Раздался взрыв. Здание тряхнуло с невероятной силой, сбив всех с ног. Огромные куски камней, метала и дерева падали градом. Кнут вскочил на ноги, схватил за руку сестру – поднял ее. Марс держал дверь на технический этаж открытой.
Валентин пришел в себя, встал на ноги и схватил перепуганную Леру, положил ее себе на плечо, как мешок. Он бежал вслед за всеми. Бежали быстро. Лишь один раз Таша обернулась. В нескольких километрах от них с черно-серых, перекатывающихся волнами туч, на землю медленно спускался столб черного густого дыма, похожий на смерч. Раздались выстрелы, крик толпы стал казаться диким воем стаи. Кто-то позвал ее по имени. Из открытой двери показалась рука, схватившая ее. Но Таша не могла оторвать глаз от столба дыма. Страхом прикованная она смотрела, как несколько сгустков, словно по дымящейся трубе, спускались вниз. Эхо снова отозвалось ее именем, и рука изо всех сил потянула Ташу. Дверь захлопнулась.

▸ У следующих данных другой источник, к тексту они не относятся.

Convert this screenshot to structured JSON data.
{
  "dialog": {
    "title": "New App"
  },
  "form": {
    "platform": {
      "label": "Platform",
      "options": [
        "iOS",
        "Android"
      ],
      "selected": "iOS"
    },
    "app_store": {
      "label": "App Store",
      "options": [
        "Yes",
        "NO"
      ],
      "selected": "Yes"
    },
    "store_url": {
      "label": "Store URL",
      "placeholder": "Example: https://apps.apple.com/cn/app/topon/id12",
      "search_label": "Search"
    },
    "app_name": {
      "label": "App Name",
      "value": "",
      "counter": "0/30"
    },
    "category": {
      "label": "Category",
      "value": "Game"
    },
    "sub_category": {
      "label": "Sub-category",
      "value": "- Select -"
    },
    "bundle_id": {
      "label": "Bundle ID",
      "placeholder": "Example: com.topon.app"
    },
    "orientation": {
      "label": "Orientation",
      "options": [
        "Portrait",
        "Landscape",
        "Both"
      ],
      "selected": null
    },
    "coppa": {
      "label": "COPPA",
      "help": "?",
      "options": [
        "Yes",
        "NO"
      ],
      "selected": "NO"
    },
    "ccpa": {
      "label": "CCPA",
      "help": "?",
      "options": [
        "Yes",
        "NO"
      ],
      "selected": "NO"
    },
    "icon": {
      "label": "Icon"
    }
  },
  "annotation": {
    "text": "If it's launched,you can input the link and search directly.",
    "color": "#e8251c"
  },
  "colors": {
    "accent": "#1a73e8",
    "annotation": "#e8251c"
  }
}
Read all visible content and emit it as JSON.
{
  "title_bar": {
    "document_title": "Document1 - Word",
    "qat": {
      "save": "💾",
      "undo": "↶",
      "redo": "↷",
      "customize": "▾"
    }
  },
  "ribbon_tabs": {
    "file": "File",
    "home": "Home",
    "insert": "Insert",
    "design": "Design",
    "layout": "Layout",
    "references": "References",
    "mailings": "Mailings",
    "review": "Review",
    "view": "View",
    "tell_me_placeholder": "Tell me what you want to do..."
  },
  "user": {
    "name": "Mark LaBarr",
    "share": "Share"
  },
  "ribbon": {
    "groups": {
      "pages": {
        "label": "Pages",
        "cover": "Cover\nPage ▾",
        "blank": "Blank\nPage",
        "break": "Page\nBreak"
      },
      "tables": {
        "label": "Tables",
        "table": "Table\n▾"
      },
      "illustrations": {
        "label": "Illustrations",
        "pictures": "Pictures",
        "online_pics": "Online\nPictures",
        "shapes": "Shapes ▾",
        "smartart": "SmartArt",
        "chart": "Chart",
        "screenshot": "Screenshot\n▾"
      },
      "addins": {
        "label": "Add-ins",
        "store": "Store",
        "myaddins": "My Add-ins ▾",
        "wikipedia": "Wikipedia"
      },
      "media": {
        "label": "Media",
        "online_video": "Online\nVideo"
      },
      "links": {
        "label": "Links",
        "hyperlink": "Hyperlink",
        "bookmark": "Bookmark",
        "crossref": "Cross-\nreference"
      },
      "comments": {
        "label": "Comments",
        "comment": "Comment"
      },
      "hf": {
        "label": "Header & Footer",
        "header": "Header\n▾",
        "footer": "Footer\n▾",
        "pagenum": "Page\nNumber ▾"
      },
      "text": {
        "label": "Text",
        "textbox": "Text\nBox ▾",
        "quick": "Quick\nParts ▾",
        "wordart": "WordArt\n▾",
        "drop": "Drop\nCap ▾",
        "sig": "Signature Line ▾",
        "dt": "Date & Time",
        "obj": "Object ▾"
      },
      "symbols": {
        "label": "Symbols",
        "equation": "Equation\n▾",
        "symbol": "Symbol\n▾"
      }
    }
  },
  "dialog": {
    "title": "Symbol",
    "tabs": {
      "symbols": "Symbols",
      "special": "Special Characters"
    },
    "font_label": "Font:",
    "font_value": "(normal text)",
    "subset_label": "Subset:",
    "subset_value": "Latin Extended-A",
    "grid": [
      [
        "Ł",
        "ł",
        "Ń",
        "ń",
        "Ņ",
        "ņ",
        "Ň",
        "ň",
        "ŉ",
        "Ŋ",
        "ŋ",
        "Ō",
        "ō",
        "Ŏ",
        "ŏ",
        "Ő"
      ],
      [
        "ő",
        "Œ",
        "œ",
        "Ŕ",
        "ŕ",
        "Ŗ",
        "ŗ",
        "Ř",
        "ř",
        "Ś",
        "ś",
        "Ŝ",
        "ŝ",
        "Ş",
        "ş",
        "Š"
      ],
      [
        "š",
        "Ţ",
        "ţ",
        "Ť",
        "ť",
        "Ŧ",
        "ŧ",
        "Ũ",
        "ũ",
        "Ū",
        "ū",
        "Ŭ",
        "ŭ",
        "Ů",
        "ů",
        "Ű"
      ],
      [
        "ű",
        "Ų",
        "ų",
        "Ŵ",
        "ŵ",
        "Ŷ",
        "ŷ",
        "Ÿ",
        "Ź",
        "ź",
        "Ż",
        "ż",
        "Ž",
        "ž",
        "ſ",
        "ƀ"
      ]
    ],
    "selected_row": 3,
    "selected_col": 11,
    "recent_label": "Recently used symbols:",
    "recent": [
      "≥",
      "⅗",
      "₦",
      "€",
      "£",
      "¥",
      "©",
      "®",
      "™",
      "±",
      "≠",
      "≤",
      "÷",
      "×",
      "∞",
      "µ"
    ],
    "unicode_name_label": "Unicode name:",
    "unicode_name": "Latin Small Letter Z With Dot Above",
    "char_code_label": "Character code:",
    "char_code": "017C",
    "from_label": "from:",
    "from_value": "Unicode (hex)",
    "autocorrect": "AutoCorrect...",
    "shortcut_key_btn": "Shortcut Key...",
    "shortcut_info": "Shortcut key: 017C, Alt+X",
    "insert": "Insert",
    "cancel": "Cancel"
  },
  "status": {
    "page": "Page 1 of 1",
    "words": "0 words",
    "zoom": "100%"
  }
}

Через двадцать минут они вошли на пятый этаж высотной автостоянки, где была припаркована на экстренный случай машина с тонированными окнами. Марс хотел было открыть дверь перед Кнутом, но тот приказал ему садиться за руль. Лера попыталась возмутиться, но за спиной у нее раздался режущий голос Таши. Дернувшись как испуганный кролик, Лера открыла дверь и юркнула в норку.
Марс вдавил педаль в пол, и машина направилась к подземным воротам. Длинный километровый тоннель выходил на Большой проспект. На это и был рассчитан план – проехать под пылающим очагом смуты.
Через два часа Кнут и Таша были дома. Отличившегося храбростью Валентина они пригласили к себе, Леру же они оставили в ее любимом баре, которым она владела. О доме она не хотела и слышать, единственное, что могло залечить образовавшиеся душевные раны, по ее словам, так это две пары крепких мужских рук. В клубе ее всегда ждал верхний этаж, куда она и собиралась первым делом направиться, чтобы смыть с себя гряз прошедшего дня.
Наступала ночь. Спрятанный от неба тучами город, быстро погружался во мрак. Даже миллионы уличных фонарей не могли справиться с наступающей темнотой. Она словно тяжелое одеяло накрывала улицы и густой черной слизью обволакивала фонарные столбы и сверкающие вывески. От былого хаоса почти не осталось и следа. Городские службы дрессированно выполняли свою работу. Ничего не должно было напоминать об уличных столкновениях. Достаточно того, что вездесущая пресса уже на завтра выйдет с громкими и кровавыми заголовками о погибших.
Кнут стоял перед зеркалом в ванной. Его слабо рельефный матового цвета торс был покрыт многочисленными ссадинами и богрово-красными царапинами. На груди красовался давно затянувшийся шрам. Других ран на теле Кнута не было. Он еще раз посмотрел на себя в зеркале – на бледного призрака с абсолютно гладкой кожей, без каких либо изъянов, не считая царапин. Идеально слепленное тело бесполого манекена отражалось в зеркале, с одной лишь оговоркой – оно умело двигаться, думать и мстить. Кнут знал эмоции ненависти и как ими пользоваться, но все же он смотрел на себя без отвращения. Он ухмыльнулся чему-то своему и потянулся за свежей рубашкой, заранее приготовленной и висевшей на вешалке.